Distruzione scritture. Il furto dell’auto non salva dalla condanna – Fiscal Focus – A cura di Antonio Gigliotti
Cassazione Penale, sentenza depositata il 19 ottobre 2015
- Il reato di occultamento o distruzione delle scritture contabili si configura anche nel caso in cui l’Amministrazione finanziaria abbia potuto ricostruire induttivamente il reddito d’impresa. La ricostruzione per via presuntiva non è certamente equiparabile a quella realizzabile sulla base della documentazione contabile.
È quanto emerge dalla sentenza n. 41830/2015 della Terza Sezione Penale della Corte di Cassazione.
Gli ermellini hanno rigettato il ricorso proposto da un soggetto accusato di vari reati tra cui quello fiscale previsto dall’art. 10 del D.Lgs. n. 74/2000.
L’uomo non aveva ottemperato alla richiesta dei verificatori di esibire la documentazione contabile dell’azienda, assumendo che fosse stata rubata unitamente all’autovettura di sua proprietà in cui detta documentazione si trovava custodita. Giustificazione questa che in giudizio non ha retto.

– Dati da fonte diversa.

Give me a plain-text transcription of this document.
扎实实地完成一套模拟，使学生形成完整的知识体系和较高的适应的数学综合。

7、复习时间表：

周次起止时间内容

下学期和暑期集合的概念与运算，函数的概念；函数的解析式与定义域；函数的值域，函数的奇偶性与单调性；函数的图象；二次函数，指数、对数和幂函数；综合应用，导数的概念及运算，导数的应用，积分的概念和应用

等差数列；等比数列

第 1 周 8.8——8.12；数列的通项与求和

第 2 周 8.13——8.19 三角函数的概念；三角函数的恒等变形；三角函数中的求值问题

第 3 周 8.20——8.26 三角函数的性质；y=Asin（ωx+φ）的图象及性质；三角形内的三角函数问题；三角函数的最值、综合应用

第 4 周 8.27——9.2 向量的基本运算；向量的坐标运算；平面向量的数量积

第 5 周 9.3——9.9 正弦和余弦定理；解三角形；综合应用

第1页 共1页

Per il giudice dell’appello, che ha ritenuto configurato il reato fiscale in contestazione, i documenti contenuti nel veicolo rubato non erano le scritture contabile obbligatorie, ma semplicemente “varie fatture e foglietti” come affermato dallo stesso imputato nella denuncia presentata all’A.G.

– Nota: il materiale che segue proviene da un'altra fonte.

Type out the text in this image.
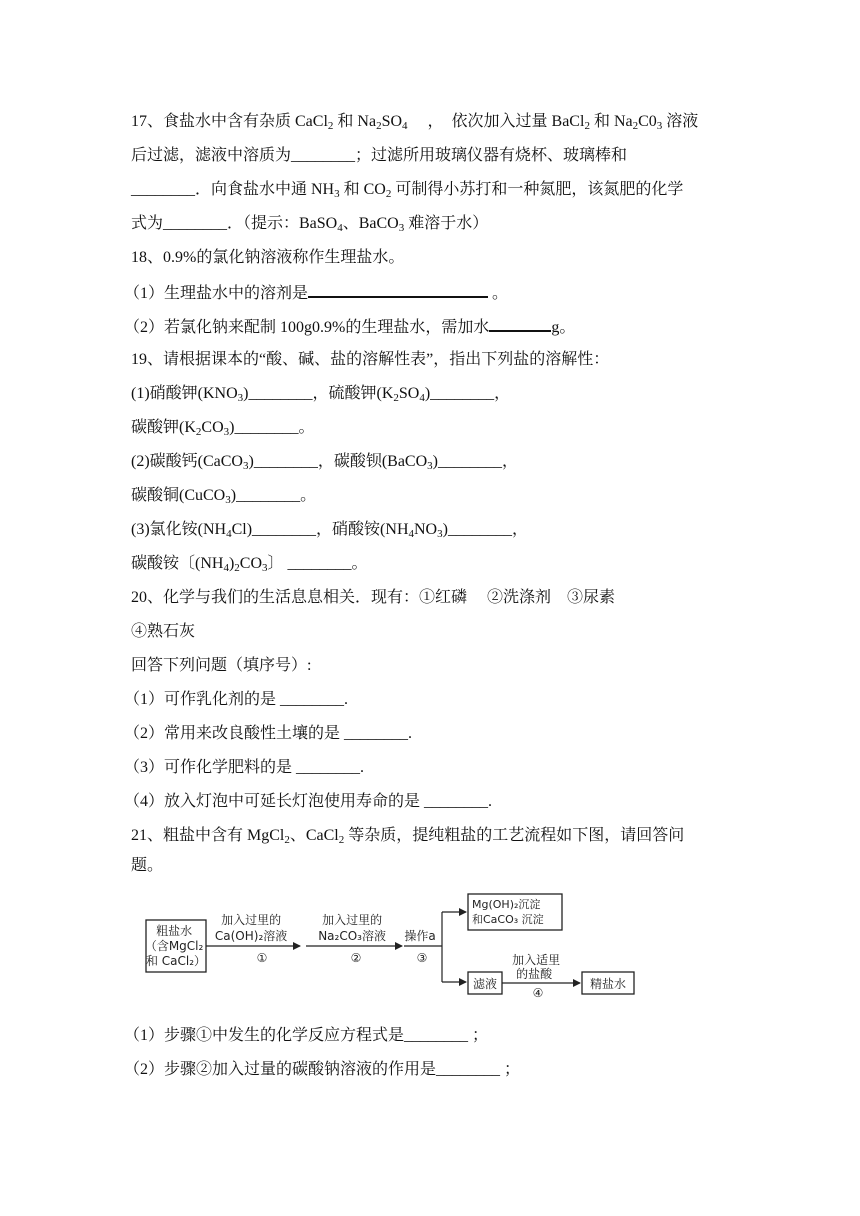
17、食盐水中含有杂质 CaCl$_2$ 和 $Na_2SO_4$　 ，　依次加入过量 BaCl$_2$ 和 $Na_2C0_3$ 溶液
后过滤，滤液中溶质为________；过滤所用玻璃仪器有烧杯、玻璃棒和
________．向食盐水中通 $NH_3$ 和 $CO_2$ 可制得小苏打和一种氮肥，该氮肥的化学
式为________．（提示：BaSO$_4$、BaCO$_3$ 难溶于水）
18、0.9%的氯化钠溶液称作生理盐水。
（1）生理盐水中的溶剂是	。
（2）若氯化钠来配制 100g0.9%的生理盐水，需加水	g。
19、请根据课本的“酸、碱、盐的溶解性表”，指出下列盐的溶解性：
(1)硝酸钾$(KNO_3)\_\_\_\_\_\_\_\_$，硫酸钾$(K_2SO_4)\_\_\_\_\_\_\_\_$，
碳酸钾$(K_2CO_3)\_\_\_\_\_\_\_\_$。
(2)碳酸钙(CaCO$_3$)________，碳酸钡(BaCO$_3$)________，
碳酸铜(CuCO$_3$)________。
(3)氯化铵$(NH_4Cl)\_\_\_\_\_\_\_\_$，硝酸铵$(NH_4NO_3)\_\_\_\_\_\_\_\_$，
碳酸铵〔$(NH_4)_2CO_3$〕 ________。
20、化学与我们的生活息息相关．现有：①红磷　 ②洗涤剂　③尿素
④熟石灰
回答下列问题（填序号）:
（1）可作乳化剂的是 ________.
（2）常用来改良酸性土壤的是 ________.
（3）可作化学肥料的是 ________.
（4）放入灯泡中可延长灯泡使用寿命的是 ________.
21、粗盐中含有 MgCl$_2$、CaCl$_2$ 等杂质，提纯粗盐的工艺流程如下图，请回答问
题。
粗盐水 （含MgCl₂ 和 CaCl₂）
加入过里的 Ca(OH)₂溶液 ①
加入过里的 Na₂CO₃溶液 ②
操作a ③
Mg(OH)₂沉淀 和CaCO₃ 沉淀
滤液
加入适里 的盐酸 ④
精盐水
（1）步骤①中发生的化学反应方程式是________ ；
（2）步骤②加入过量的碳酸钠溶液的作用是________ ；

In ogni caso era irrilevante che fosse stato possibile ricostruire il reddito d’impresa, posto che la ricostruzione in via presuntiva non è equiparabile a quella realizzabile sulla base della documentazione contabile non esibita.
Ebbene, la Suprema Corte ha reso definitivo il verdetto di responsabilità pronunciato dal giudice di secondo grado.

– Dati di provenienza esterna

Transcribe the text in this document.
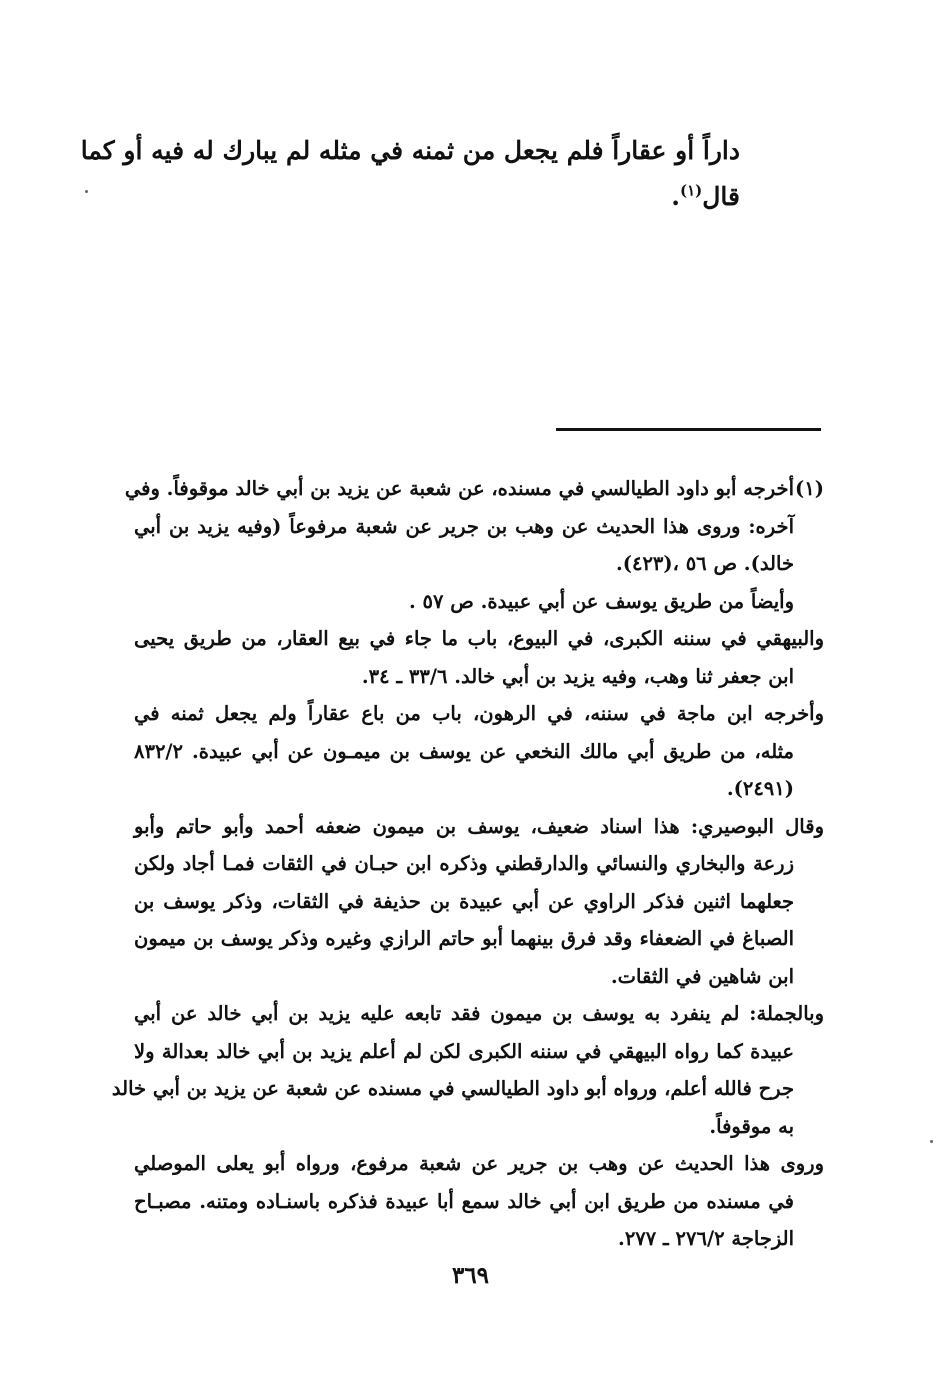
داراً أو عقاراً فلم يجعل من ثمنه في مثله لم يبارك له فيه أو كما
قال$^{(١)}$.
(١)أخرجه أبو داود الطيالسي في مسنده، عن شعبة عن يزيد بن أبي خالد موقوفاً. وفي
آخره: وروى هذا الحديث عن وهب بن جرير عن شعبة مرفوعاً (وفيه يزيد بن أبي
خالد). ص ٥٦ ،(٤٢٣).
وأيضاً من طريق يوسف عن أبي عبيدة. ص ٥٧ .
والبيهقي في سننه الكبرى، في البيوع، باب ما جاء في بيع العقار، من طريق يحيى
ابن جعفر ثنا وهب، وفيه يزيد بن أبي خالد. ٣٣/٦ ـ ٣٤.
وأخرجه ابن ماجة في سننه، في الرهون، باب من باع عقاراً ولم يجعل ثمنه في
مثله، من طريق أبي مالك النخعي عن يوسف بن ميمـون عن أبي عبيدة. ٨٣٢/٢
(٢٤٩١).
وقال البوصيري: هذا اسناد ضعيف، يوسف بن ميمون ضعفه أحمد وأبو حاتم وأبو
زرعة والبخاري والنسائي والدارقطني وذكره ابن حبـان في الثقات فمـا أجاد ولكن
جعلهما اثنين فذكر الراوي عن أبي عبيدة بن حذيفة في الثقات، وذكر يوسف بن
الصباغ في الضعفاء وقد فرق بينهما أبو حاتم الرازي وغيره وذكر يوسف بن ميمون
ابن شاهين في الثقات.
وبالجملة: لم ينفرد به يوسف بن ميمون فقد تابعه عليه يزيد بن أبي خالد عن أبي
عبيدة كما رواه البيهقي في سننه الكبرى لكن لم أعلم يزيد بن أبي خالد بعدالة ولا
جرح فالله أعلم، ورواه أبو داود الطيالسي في مسنده عن شعبة عن يزيد بن أبي خالد
به موقوفاً.
وروى هذا الحديث عن وهب بن جرير عن شعبة مرفوع، ورواه أبو يعلى الموصلي
في مسنده من طريق ابن أبي خالد سمع أبا عبيدة فذكره باسنـاده ومتنه. مصبـاح
الزجاجة ٢٧٦/٢ ـ ٢٧٧.
٣٦٩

La Corte territoriale, con motivazione adeguata secondo gli ermellini, ha ritenuto certa la distruzione o, comunque, l’occultamento delle scritture obbligatorie a opera dell’imputato.
A proposito del furto dell’auto, in particolare, il collegio territoriale ha smontato la tesi difensiva facendo riferimento alla denuncia di furto dalla quale è emerso che all’interno dell’autovettura c’erano solamente – per come dichiarato dall’imprenditore – “varie fatture e fogliettini relativi alla mia attività lavorativa”; quindi documenti che non potevano certo identificarsi con le scritture contabili obbligatorie. A ciò si è aggiunta la constatazione che dopo l’asserita sottrazione da parte di terzi, “non erano state ripristinate” le scritture in questione.
Ma la sentenza di seconde cure, secondo gli ermellini, è pure conforme alla giurisprudenza di legittimità formatasi con riguardo al reato contemplato dall’art. 10 del D.Lgs. n.74/2000: proprio perché la norma intende assicurare la trasparenza fiscale del contribuente, è irrilevante che la ricostruzione delle operazioni non documentate sia effettuata ab externo, attraverso riscontri incrociati, presso i soggetti economici cui si riferiscono quelle operazioni. La norma, infatti, si legge in sentenza, “sarebbe sostanzialmente inutiliter data ove si attribuisse alla solerzia degli accertatori ed alla loro capacità di reperire aliunde elementi di prova una sorta di efficacia sanante dell’illecita condotta dell’imprenditore. Ben difficilmente infatti questa condotta sarebbe sanzionata dal momento che in materia, di regola, in un modo o nell’altro, prima o poi, eventualmente procedendo a controlli incrociati, l’evasione fiscale viene scoperta. Essa per contro, acquista una precisa ragion d’essere anche perché responsabilizza l’imprenditore allorché si interpreta nel senso che la ricostruzione dei redditi e del volume di affari dell’impresa deve poter avvenire con i documenti che il titolare è tenuto a conservare – escluso pertanto qualsiasi riferimento a un impossibilità assoluta di procedere a tale ricostruzione“.